Who do you write like?
From Mark Twain to Gertrude Stein to Kurt Vonnegut to Margaret Atwood?
Wandering through Substack the other day, I happened to spot this little item on a post from Alison McMahan. “Who Do You Write Like?” There was a little app, I guess it is, generated, I assume by AI. You simply had to check it out.
https://iwl.me/analyzer
Well, gee, as a writer of many years of all kinds on topics from The Three Stooges (yesterday) to Charles Dickens (several times) to boxing, U2, baseball (my new book “Diamond Duels”) to golf (Rory’s win) to Rod Stewart, Bob Dylan, Neil Young, Bryan Ferry, chess and politics — as those of you who frequent this spot know, I was curious.
And the results were, well, all over the place. Yesterday, the author that came up most frequently was Kurt Vonnegut, quite a compliment. But when I sampled various Substacks on a wide range of topics, I got James Fenimore Cooper (don’t tell Mark Twain), Mark Twain (don’t tell James Fenimore Cooper), Arthur Conan Doyle, Edgar Allan Poe, Vonnegut, Margaret Atwood and today, added Ray Bradbury, Chuck Palahniuk, Oscar Wilde, H.P. Lovecraft and David Foster Wallace.



Needless to say, that’s crazy. I’ve never read Atwood or Palahniuk or Wilde or Lovecraft or Conan Doyle. I know OF them but haven’t really read them. If I had to sit down and list the writers I’ve read the most, it’s probably Twain, Hemingway, Salinger, Chekhov, A.J. Liebling, Thoreau, Joseph Heller, Greil Marcus and Roger Angell. But there are so many more that I’m sure influenced me and my writing style — such as it is.
And it raises the question of style; Can you develop it? Are you more or less born with it? Is there a certain amount of bad writing that you have to get out of your system before the real stuff shows up?
In the 11 months and 358 posts I’ve written to date, one thing that really surprised me was re-reading a column I wrote some 42 years ago. It was about a high school wrestler who had dropped out of school. I’d seen him walking on Main Street when he should have been in school, wrote about it, found out he got into some trouble and dropped out.

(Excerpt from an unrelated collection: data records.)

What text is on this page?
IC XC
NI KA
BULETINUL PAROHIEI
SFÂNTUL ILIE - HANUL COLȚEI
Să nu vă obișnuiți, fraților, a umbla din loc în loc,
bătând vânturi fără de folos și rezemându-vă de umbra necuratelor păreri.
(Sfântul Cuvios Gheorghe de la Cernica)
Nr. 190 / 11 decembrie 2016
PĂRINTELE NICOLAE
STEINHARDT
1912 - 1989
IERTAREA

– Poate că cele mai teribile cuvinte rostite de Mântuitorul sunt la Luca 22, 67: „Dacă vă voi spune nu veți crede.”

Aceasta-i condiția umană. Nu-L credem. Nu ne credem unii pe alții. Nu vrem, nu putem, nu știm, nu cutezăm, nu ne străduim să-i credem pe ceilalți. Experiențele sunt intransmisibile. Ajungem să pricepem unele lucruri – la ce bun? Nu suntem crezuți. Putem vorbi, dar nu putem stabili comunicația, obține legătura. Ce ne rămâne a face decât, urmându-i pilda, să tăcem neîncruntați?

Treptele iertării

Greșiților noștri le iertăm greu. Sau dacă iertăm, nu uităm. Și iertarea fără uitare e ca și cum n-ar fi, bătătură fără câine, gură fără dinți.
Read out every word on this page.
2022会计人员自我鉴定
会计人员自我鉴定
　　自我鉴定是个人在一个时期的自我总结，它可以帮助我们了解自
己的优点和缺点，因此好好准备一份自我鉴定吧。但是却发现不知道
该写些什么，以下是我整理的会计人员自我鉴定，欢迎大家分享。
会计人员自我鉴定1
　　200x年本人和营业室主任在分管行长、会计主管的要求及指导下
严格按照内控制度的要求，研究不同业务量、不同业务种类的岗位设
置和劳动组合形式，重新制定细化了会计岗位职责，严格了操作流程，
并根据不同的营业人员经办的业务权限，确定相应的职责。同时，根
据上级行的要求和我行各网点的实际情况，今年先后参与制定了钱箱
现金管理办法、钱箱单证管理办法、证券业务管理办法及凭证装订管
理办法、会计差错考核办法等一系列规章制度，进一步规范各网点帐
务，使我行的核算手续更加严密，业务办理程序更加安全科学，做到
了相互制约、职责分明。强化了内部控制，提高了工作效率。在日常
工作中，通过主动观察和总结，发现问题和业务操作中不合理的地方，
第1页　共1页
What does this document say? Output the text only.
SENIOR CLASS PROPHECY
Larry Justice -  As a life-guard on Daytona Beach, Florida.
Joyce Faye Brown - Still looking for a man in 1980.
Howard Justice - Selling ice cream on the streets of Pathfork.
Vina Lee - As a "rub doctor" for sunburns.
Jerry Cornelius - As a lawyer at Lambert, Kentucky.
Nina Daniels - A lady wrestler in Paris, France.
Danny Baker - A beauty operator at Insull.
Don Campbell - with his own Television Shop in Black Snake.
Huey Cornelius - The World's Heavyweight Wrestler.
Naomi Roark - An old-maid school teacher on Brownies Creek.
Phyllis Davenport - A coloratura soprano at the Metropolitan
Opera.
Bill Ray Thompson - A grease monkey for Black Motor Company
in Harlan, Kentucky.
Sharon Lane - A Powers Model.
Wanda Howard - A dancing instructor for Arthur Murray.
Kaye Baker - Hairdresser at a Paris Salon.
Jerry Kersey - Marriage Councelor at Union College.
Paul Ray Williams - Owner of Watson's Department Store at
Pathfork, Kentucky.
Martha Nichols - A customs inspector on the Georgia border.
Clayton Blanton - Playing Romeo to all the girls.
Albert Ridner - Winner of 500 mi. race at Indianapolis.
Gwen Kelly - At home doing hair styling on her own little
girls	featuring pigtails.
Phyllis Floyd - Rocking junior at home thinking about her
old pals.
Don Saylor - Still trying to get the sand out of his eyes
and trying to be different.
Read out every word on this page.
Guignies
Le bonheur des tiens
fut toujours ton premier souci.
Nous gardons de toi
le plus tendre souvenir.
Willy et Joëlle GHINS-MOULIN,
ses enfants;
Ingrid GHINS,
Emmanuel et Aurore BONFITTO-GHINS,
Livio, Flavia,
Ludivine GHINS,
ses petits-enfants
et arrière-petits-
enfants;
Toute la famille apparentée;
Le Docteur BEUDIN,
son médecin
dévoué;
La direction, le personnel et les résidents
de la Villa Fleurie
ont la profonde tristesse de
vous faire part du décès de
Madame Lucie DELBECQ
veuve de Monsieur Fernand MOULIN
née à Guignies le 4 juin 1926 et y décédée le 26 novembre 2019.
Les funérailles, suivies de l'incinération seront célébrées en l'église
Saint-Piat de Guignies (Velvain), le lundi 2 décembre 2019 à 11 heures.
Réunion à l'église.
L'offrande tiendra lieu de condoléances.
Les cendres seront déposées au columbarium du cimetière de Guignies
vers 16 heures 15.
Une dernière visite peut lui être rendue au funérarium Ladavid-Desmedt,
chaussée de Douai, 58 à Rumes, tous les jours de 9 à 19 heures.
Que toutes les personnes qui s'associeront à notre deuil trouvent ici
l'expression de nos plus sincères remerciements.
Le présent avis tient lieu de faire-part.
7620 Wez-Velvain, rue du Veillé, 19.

The column was sort of a plea for him to re-consider and he did and actually came into the office, stood in front of my desk with shaking hands and told me he was going back to school and wrestling again.
Why this struck me was I’d received a one-sentence letter some months earlier that I did not recognize. “He walked with the exaggerated swagger of a young man trying to draw attention to himself. And he succeeded.” It turned out to be the opening sentence of that column from 42 years earlier. The subject of the column, the note was unsigned, no return address, was telling me it made a mark.
What surprised me was, I didn’t think I could have written it any better NOW. So that either means I haven’t improved in the 42 years since or I was a pretty good writer then, just not a lot of people noticed. Or something in between.
When you’ve spent as much time as I have with your fingers on a keyboard, you sure as hell hope you’ve improved. While the AI app didn’t throw up it’s computer-arms and say, “You don’t write like anyone ever, meathead,” it was such a diversity of authors, I couldn’t put much stock in it. Do you? How does it work?
The most frequent comment I’ve heard from readers about my “style” is it’s “very conversational.” So evidently, I talk good. Of course, I’d prefer “lyrical” or “enlightening” or “stunning” or “eloquent.” But that’s where it is? Readers?
If you’re still with me here — and all these posts are still available on my Substack — see if you can make a connection between the Substack post and the famous author they connected it with. I sure can’t.
“The Female Brain” - Ray Bradbury
“Donald Trump’s Day Of Love” - Gertrude Stein
“On Teaching Huck” - Mark Twain
“Chekhov’s “Lady With The Dog”” - Oscar Wilde
“Did Dickens Recognize His Breakthrough?” - Arthur Conan Doyle
Can A Song Chart Your Life ("Every Picture Tells A Story”) - Edgar Allan Poe
“Can You Figure Out FSU Baseball?” - James Fenimore Cooper
“The Sadly Silent Paul Westerberg” - (Over 10,000 views) - Kurt Vonnegut
Couldn't resist this. The app says I write like H.P. Lovecraft, the horror and science fiction writer. Ah, and I've been trying to imitate Hemingway all these years!
Fascinant, this was one of the most interesting essays I've read in some time. I myself got Lewis Carroll (I don't much like his work sorry) and more often H.G. Wells (never read him), it was.... cool to be compared to him.
I think I'll try again and will write an essay on it.
As to yours, it sounds like you've always had a great deal of talent, I'm really amazed at your experiences and must say that writing for 42 years sounds like quite the accomplishment and as though you've done one good soul a world of good good sir.